In the last section, we figured out how to interact with the Twitter API. Now we need to pull more data. 1000 tweets, or 10 requests, should be enough to play with.

There are a couple pieces that go into acquiring clean data :

1. We need to figure out a way to make multiple requests, but without pulling duplicate tweets.

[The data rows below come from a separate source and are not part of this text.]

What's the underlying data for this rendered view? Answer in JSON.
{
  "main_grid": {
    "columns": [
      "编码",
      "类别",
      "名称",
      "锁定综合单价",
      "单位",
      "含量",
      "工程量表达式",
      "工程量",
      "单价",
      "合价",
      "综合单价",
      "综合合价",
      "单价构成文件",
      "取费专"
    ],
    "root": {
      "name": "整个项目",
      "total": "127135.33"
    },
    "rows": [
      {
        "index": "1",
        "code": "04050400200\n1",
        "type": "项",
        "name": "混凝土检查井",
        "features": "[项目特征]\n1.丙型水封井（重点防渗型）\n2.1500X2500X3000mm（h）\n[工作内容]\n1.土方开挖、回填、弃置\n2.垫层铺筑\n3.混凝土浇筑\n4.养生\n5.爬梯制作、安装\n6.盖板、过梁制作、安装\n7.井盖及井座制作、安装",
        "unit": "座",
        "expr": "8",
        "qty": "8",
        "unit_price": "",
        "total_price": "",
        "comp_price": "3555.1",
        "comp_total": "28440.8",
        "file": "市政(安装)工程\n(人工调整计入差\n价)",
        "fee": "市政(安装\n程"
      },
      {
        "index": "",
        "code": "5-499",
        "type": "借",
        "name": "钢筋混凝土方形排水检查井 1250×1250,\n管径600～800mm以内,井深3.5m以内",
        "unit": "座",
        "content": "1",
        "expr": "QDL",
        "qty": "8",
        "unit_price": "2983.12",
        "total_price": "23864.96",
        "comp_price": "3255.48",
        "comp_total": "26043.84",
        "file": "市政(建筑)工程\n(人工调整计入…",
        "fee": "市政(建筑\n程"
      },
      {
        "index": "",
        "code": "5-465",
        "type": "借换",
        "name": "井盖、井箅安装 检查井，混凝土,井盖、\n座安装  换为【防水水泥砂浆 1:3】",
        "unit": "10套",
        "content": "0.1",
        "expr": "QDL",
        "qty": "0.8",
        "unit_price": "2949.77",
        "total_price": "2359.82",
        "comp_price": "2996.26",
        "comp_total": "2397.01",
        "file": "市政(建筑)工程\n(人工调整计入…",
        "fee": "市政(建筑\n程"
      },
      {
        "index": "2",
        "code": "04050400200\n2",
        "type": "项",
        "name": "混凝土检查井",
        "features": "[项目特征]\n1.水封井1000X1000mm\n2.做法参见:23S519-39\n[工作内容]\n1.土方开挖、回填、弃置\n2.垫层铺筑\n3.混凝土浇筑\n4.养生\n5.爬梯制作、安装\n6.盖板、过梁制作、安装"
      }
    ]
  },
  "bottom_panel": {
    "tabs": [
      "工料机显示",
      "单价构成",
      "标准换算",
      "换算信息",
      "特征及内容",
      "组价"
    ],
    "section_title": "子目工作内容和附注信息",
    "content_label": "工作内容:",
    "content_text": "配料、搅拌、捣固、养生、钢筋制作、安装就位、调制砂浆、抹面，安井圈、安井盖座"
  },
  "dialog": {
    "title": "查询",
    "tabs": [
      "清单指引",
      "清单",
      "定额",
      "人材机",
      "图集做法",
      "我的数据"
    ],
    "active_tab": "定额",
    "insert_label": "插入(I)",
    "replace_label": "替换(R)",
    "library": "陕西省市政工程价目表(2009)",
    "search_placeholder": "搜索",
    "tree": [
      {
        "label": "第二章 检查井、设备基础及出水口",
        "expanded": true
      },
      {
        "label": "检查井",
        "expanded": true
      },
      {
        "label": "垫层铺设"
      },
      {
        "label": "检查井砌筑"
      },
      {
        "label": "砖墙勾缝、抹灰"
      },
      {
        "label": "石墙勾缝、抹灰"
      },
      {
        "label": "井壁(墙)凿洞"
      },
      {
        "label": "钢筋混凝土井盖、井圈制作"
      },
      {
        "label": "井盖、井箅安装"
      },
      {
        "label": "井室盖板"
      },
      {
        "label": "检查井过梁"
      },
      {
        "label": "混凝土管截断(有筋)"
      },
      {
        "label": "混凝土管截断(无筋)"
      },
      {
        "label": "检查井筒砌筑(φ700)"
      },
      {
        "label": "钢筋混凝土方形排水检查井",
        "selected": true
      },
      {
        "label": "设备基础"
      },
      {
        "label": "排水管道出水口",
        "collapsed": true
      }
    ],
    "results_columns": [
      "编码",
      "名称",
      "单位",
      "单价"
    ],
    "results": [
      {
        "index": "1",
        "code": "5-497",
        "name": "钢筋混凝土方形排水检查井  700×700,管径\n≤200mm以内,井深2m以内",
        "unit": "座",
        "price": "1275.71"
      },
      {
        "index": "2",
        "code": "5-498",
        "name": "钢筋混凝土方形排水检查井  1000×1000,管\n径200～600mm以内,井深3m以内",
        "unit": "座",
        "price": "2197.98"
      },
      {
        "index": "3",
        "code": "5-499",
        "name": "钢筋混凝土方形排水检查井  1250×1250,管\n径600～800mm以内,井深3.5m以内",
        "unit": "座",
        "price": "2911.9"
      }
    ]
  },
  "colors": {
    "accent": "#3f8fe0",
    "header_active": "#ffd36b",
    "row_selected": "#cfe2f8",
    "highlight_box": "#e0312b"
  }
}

2. We need to parse the request output into a form and then put it into an form that can be analyzed - i.e. a pandas dataframe.

Tackling 1:

From https://dev.twitter.com/rest/public/timelines:

"To use max_id correctly, an application’s first request to a timeline endpoint should only specify a count. When processing this and subsequent responses, keep track of the lowest ID received. This ID should be passed as the value of the max_id parameter for the next request, which will only return Tweets with IDs lower than or equal to the value of the max_id parameter. Note that the max_id parameter is inclusive."

In [10]:
import twitter
import pandas as pd
from twitter_helpers.authentication import authenticate_twitter

In [27]:
def scrape_tweets(SEARCHTERM, n):
    """
    Input: a search term and a number of tweets to grab
    Output: a pandas dataframe of the tweet text and other parameters
    """
    twitter_api = authenticate_twitter()
    data_types = ['id', 'text', 'retweet_count']
    
    tweets_dict = {}
    tweets_dict['id'] = []
    tweets_dict['text'] = []
    tweets_dict['retweet_count'] = []
    max_id = 999999999999999999999999  # choose an arbitrarily big number as the initial max_id
        
    for i in range(n // 100):
        print('Getting tweets', i*100, 'to', (i+1)*100)
        search = twitter_api.search.tweets(q=SEARCHTERM, 
                                           count=100, 
                                           max_id=max_id)
        results = list(search.values())

        for data in data_types:
            for i in range(100):
                tweets_dict[data].append(results[0][i][data])
        
        max_id = min(tweets_dict['id']) - 1

    # convert to a pandas dataframe and return
    return pd.DataFrame(tweets_dict)

In [28]:
tweets = scrape_tweets(SEARCHTERM="Super Bowl", n=1000)
tweets.head()

Getting tweets 0 to 100
Getting tweets 100 to 200
Getting tweets 200 to 300
Getting tweets 300 to 400
Getting tweets 400 to 500
Getting tweets 500 to 600
Getting tweets 600 to 700
Getting tweets 700 to 800
Getting tweets 800 to 900
Getting tweets 900 to 1000


Unnamed: 0,id,retweet_count,text
0,838630593973862400,0,#porn clip during the super bowl adult mom mov...
1,838630564022349824,10,RT @slayjoannex: New pictures of Lady Gaga reh...
2,838630550831149059,14,RT @ladygaga_JWT: Can you believe it's already...
3,838630541821886464,0,"@Yo_reez no doubt, I remember his transformati..."
4,838630376553664512,1,RT @MarquezRene2: Pot so big call it Super Bowl


In [29]:
tweets.head(3)

Unnamed: 0,id,retweet_count,text
0,838630593973862400,0,#porn clip during the super bowl adult mom mov...
1,838630564022349824,10,RT @slayjoannex: New pictures of Lady Gaga reh...
2,838630550831149059,14,RT @ladygaga_JWT: Can you believe it's already...


Now that we have our data, we need to validate that it was scraped correctly.

In [31]:
tweets['id'].value_counts().value_counts()

1    1000
Name: id, dtype: int64

Awesome. We can see that we have 1000 unique tweets.